3 Cette galerie de personnages hors du commun, d’où provient-elle ?
De mon envie d’être émerveillé moi-même en écrivant. C’est ce que je disais en parlant de Wells. Ce type croyait à ce qu’il écrivait au moment où il le couchait sur papier. Eh bien moi, toutes proportions de talent gardées évidemment, c’est pareil. C’est un peu comme retrouver son âme d’enfant, d’une certaine manière. J’y suis allé à fond, sans contrainte, sans peur d’être ridicule. Dans les entrailles du Nomoron, j’ai vu tout de suite un grand rat noir. Je l’ai appelé Yphor et il m’a embarqué. Je le voyais vraiment. J’ai vu aussi un varan monté par son varanier. Ce dernier s’est présenté en armure, je l’ai appelé Mordred, son varan Rod, et je les ai suivis. Il y en a plein d’autres et tous, tous sans exception, je les ai aimés assez pour raconter leur histoire.
Je ne suis pas responsable de ma capacité à imaginer. Je suis né avec.
4 As-tu fait des ateliers d’écriture ou es-tu un self-made man ?
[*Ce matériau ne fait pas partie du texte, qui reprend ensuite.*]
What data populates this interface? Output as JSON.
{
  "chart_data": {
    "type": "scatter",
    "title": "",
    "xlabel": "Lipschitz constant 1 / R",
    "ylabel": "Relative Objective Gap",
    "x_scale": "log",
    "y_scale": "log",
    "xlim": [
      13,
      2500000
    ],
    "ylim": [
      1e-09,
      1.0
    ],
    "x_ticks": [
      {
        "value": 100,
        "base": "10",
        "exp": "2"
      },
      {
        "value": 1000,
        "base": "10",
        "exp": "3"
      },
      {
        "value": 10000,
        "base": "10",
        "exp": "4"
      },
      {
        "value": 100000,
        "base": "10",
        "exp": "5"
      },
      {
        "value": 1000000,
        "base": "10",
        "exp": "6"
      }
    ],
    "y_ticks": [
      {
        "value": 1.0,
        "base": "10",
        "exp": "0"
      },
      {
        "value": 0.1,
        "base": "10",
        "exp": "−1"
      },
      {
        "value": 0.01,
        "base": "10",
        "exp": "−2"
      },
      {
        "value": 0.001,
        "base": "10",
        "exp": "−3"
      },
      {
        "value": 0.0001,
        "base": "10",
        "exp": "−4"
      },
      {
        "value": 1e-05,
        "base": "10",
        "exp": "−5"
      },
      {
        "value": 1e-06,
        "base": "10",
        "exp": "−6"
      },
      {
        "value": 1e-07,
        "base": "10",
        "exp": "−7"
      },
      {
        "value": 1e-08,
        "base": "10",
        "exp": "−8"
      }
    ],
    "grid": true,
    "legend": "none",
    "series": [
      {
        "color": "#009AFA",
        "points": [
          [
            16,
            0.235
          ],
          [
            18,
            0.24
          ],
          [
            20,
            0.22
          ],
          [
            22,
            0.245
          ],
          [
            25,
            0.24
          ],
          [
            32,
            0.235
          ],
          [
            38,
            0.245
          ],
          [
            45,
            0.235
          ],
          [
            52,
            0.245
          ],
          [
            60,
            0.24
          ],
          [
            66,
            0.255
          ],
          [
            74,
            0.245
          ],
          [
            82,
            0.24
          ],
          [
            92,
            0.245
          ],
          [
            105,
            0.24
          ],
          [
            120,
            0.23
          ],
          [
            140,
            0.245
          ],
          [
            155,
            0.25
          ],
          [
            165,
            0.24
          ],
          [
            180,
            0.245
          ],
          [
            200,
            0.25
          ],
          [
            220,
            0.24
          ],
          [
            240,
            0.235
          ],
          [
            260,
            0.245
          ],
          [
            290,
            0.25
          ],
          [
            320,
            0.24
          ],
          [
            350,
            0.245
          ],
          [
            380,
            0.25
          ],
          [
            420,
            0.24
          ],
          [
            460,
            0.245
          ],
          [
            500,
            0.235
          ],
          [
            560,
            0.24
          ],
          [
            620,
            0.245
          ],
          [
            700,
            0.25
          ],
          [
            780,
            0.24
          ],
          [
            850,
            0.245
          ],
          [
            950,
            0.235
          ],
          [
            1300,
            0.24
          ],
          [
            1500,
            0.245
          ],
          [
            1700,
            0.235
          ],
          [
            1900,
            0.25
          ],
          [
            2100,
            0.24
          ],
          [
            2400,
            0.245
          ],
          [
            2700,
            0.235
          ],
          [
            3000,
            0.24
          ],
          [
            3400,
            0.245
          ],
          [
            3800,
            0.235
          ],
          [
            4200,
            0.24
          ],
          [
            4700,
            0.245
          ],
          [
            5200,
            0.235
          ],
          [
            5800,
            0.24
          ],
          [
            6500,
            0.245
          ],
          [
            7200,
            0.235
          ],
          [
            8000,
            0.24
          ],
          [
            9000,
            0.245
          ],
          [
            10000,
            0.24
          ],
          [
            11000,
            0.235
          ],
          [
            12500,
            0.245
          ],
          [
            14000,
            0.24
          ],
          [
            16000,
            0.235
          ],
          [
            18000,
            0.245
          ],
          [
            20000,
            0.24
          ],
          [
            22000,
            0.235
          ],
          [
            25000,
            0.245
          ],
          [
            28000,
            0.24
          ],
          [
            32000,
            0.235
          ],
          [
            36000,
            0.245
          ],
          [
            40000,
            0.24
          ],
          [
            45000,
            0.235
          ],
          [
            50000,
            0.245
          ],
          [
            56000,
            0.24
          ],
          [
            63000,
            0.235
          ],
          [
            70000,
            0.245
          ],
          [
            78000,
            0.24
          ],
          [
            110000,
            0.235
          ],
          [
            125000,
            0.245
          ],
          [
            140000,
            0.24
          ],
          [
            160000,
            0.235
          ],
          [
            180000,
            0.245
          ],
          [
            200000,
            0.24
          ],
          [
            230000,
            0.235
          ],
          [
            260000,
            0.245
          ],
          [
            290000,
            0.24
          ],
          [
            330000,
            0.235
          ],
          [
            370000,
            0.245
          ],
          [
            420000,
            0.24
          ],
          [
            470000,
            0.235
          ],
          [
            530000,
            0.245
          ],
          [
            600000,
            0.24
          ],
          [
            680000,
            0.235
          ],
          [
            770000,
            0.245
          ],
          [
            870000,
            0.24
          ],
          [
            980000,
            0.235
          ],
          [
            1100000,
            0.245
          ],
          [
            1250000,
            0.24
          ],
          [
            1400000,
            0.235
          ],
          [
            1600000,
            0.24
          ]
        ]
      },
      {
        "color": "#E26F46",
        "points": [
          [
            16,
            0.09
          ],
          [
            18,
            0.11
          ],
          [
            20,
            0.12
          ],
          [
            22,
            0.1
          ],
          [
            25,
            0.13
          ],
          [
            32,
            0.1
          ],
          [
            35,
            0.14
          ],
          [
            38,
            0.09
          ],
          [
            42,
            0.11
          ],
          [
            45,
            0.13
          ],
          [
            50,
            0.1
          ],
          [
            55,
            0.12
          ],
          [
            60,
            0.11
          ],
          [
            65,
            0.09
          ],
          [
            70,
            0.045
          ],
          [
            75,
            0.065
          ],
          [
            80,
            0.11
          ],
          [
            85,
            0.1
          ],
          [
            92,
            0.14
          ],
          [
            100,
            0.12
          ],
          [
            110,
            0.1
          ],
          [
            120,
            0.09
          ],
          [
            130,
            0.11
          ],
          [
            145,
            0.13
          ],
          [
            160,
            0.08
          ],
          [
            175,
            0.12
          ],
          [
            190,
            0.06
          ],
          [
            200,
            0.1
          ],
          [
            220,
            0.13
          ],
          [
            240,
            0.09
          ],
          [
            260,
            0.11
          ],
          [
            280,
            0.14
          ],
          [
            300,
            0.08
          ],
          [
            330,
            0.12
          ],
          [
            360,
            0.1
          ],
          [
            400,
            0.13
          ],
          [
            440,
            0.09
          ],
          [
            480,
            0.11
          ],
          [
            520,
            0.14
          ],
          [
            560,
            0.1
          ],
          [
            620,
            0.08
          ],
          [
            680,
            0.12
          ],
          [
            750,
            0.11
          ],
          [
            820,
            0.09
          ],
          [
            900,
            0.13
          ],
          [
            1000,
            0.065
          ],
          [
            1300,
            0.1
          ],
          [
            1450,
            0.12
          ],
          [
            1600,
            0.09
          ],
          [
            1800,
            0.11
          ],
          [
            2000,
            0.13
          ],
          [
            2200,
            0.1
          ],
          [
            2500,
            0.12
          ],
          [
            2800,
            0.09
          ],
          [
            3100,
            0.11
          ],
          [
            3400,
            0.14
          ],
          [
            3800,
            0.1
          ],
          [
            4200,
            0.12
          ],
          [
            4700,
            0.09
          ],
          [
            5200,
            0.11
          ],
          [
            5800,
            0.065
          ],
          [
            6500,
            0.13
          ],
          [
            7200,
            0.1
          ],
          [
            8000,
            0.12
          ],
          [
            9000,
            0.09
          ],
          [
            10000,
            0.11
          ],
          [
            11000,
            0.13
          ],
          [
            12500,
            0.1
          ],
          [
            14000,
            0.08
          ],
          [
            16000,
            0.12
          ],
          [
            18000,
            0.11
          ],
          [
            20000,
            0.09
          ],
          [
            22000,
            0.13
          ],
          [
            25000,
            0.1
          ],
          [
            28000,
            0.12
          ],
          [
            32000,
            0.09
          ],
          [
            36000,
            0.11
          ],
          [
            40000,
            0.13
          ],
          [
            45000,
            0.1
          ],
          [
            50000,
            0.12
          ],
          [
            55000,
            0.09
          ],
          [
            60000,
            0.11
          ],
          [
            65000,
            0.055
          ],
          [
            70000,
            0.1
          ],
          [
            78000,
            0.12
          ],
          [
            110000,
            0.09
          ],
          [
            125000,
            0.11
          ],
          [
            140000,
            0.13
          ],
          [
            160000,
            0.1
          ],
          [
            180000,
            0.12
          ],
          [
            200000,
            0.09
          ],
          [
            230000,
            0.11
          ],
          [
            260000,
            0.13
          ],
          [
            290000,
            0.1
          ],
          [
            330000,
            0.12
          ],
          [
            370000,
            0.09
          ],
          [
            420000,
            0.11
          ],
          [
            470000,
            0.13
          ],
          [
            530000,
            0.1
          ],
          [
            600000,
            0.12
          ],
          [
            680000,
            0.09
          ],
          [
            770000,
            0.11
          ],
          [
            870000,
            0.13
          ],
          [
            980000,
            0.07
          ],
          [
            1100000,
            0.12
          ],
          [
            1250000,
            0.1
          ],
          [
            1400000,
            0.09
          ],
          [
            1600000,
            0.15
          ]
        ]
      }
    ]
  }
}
J’ai fait partie d’une réunion d’amis appelée « Remparts », dans les années 90 (oui, le siècle dernier). Deux ou trois années de suite, j’ai passé une poignée de jours en leur compagnie. On parlait littérature, on mangeait, on buvait des bières et… on s’amusait aussi à quelques jeux d’écriture. Ces ateliers – très informels – étaient menés par l’un des vénérables et talentueux caciques du groupe. Ce que m’ont donné ces jeux, c’est une confiance en mon écriture. Un apport inestimable, crois-moi. Mais attention: j’ai eu la chance immense de bénéficier d’un ensemble de facteurs qui ont fait de ces jeux des « ateliers » mais sans en être pour autant; les liens qui nous unissaient, le réel talent des intervenants, le respect que j’avais pour eux – et que j’ai toujours. Je n’aurais pas pu me couler dans une structure trop balisée, trop sérieuse. « Remparts », c’était une sorte de miracle, quand même.
5 On finit le livre, et on sait toujours pas s’il y a de la matière dans l’armure, et surtout tout est à recommencer, non ?
Bien vu encore. Bankgreen, c’est l’histoire d’un pari sur l’intelligence de ceux qui la peuplent. Pour savoir si le pari est gagné, il faut lire le livre.
Quant au mystère, il en faut toujours un peu. C’est essentiel pour une fiction. Enfin, c’est ainsi que je le vois.
6 On conclut, je t’ai parlé de genèse pour ton livre, puis-je ajouter un côté Darwin ?
Oui. Il faut bien tenter de donner une signification à un parcours, à une genèse, pour reprendre votre propre terme. Darwin a expliqué le pourquoi de la marche en avant des espèces; une rationalisation brillante à l’intérieur d’un truc infini qui, lui, n’a aucun sens. Pareil pour Newton, Einstein, Bohr. Moi, je reste un être humain et c’est ma limite. J’explique au moins ce qui m’entoure pour ne pas devenir fou. Pour me rassurer. Et en expliquant cela, je n’explique rien.
7 T’as une question à me poser ?
Oui. Si tu n’avais qu’un mot – ou phrase, allez, je ne suis pas un goujat – pour définir Bankgreen, quel/lle serait-il/elle?
Un roman qui m’a troué le cul, et surtout le cervelet, qui me hante et cela c’est pas très, bon….pour moi, pour toi cela veut dire qu’il est grand.